Старик с розами. Рассказы… и другие рассказы - страница 14
Мне непременно нужно было видеть П. и в других ролях, я почти уверен был, что она может всё, что трагедия ей подвластна в той же мере, что и водевиль. На другой день давали «Грозу», и я уже прочел в афише, что Катерину должна была исполнять П. Купив самый большой букет, какой можно было найти на Саратовском рынке, я отправился на спектакль.
Все в спектакле раздражало: утрированное мракобесие Кабанихи, дебильное слабоволие и инфантильность Тихона, кликушество полоумной барыни, комикование Варвары и Кудряша, невыразительность Бориса, да и все прочтение пьесы, опирающееся на школьную трактовку, восходящую к добролюбовской. Но – вот уж воистину по добролюбовскому слову – «Луч света»! Да что там луч, – сноп, это был сноп света! Она играла любовь, она жила любовью, и пропади пропадом все остальное! «Что меня жалеть – никто не виноват, – сама на то пошла. Не жалей, губи меня!» Я, честное слово, различил в темноте зала гусиную кожу на руках моих соседей по креслу, когда П. произнесла эту реплику. И, обретя любовь, Катерина уже не может ни смиренничать, ни притворяться, да и существовать во лжи ей не по силам. С ужасом спрашивает она: «Опять жить?»
Это было сильно. Это была трагедия. И это сделала она, и только. Свита, обычно играющая короля, оказалась ни при чем. Она была королевой без свиты.
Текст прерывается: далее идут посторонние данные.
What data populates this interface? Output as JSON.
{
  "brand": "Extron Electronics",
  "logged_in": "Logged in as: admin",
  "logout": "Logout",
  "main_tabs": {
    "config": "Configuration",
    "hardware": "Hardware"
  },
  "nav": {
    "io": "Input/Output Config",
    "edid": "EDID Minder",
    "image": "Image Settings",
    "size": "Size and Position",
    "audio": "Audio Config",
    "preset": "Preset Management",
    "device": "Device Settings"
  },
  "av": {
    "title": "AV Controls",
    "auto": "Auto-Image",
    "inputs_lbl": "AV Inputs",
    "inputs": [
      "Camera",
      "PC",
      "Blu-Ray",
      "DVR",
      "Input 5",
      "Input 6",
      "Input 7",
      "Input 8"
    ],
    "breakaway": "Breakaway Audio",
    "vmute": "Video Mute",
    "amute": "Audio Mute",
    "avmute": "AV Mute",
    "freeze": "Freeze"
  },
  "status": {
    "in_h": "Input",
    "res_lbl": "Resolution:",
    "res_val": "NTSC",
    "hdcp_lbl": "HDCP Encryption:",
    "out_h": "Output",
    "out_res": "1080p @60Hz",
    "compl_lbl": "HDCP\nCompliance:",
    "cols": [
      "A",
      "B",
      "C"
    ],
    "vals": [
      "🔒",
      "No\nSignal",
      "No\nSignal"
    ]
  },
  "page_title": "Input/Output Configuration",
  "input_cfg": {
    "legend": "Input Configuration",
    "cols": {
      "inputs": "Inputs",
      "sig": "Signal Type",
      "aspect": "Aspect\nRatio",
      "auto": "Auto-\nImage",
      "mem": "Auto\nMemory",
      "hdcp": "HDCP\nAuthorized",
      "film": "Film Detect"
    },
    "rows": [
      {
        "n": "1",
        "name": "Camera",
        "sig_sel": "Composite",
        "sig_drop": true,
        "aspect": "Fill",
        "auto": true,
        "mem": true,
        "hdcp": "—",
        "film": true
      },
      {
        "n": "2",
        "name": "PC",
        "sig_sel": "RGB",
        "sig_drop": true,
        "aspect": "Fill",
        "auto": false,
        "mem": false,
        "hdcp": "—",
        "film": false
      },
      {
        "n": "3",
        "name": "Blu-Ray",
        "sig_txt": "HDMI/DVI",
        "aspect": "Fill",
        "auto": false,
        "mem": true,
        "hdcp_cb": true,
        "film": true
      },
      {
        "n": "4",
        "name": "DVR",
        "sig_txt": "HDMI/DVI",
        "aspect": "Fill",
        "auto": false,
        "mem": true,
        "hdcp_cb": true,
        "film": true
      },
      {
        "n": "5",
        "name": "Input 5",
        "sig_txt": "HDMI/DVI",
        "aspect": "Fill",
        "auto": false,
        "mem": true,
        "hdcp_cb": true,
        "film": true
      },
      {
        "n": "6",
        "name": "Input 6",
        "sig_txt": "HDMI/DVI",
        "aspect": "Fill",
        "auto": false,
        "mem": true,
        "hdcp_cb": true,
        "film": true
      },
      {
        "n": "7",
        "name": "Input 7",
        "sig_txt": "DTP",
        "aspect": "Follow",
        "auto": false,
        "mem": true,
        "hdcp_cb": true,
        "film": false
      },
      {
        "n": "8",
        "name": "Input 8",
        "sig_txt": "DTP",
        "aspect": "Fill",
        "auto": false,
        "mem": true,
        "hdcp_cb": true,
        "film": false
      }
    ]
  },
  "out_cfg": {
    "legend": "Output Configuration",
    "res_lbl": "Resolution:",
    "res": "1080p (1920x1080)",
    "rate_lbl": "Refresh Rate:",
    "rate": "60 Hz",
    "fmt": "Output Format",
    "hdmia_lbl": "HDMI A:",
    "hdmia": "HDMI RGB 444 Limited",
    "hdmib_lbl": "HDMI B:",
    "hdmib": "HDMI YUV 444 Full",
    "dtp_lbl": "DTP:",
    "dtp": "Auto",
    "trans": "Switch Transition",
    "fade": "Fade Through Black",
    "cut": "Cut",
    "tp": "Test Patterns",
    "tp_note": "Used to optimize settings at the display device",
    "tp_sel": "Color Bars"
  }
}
Театр не ставил и не играл трагедию, трагедию сотворила П.
Зал рукоплескал. Я подошел и протянул свой букет. Она откуда-то знала меня – и узнала! Вытянув губы трубочкой, она беззвучно и как бы изумленно протянула:
– О-о-о!
И спросила тихонечко:
– Зайдете?
Я кивнул.
О., выждав, когда публика немного разойдется, а уборные покинут назойливые поклонники, прошел за кулисы. Она еще не полностью разгримировалась. Он склонился к ее руке. Она глядела на него без улыбки и в упор, глубоко, печально, серьезно.
– Я чувствовала, что кто-то мне мешает сегодня играть. Теперь понятно – это были вы…
– Но как…
– Конечно, вы… Впрочем, что тянуть резину. Через пять минут я буду готова. Беги, лови тачку!
Его словно смыло.
Как и обещала, она появилась у артистического выхода с его букетом в руках. Они поехали в его гостиницу и всю дорогу молчали, а он еще и беспокоился, что дежурная по этажу в отеле захочет воспрепятствовать позднему визиту особы женского пола. О. хотел было проскользнуть в номер незаметно, но добродушная администраторша, заметив его с гостьей, прикрыла глаза тыльной стороной ладони, как бы говоря:
– Не вижу, не вижу, никому не скажу!
Они вошли в комнату. Она оглядела все быстрым взглядом, нашла, куда пристроить цветы и сказала раскаленным голосом:
– Как эти покрывала мне постылы!
(Это уже освободившись от верхних одежд, а белья на ней не было.)
Я поддержал – оттуда же:
– Когда бы грек увидел наши игры!
И я припал – не к губам ее, нет, я впился в ее живот, который дрогнул под моим натиском и словно бы провалился на миг, чтобы опять возникнуть для меня в трепете и смятении, так, что я слышал ее взволнованное дыхание, и я целовал ее вдохи и выдохи и мне передалась ее дрожь, и я испытал доселе мне неведомое чувство – не сам грозный оргазм, но его томительное, почти мучительное, предвестие.
– Теперь здесь, – распорядилась она, показывая пальцем, где следовало целовать.
И я ревностно стал исполнять все ее указания. Это было состояние одержимости. Здесь не было ничего от жадности изголодавшегося по сексу пожилого мужчины, но и в молодости моей не был я столь ретив. Она была то податлива до самозабвения, то капризно-строптива – и прекрасна, прекрасна!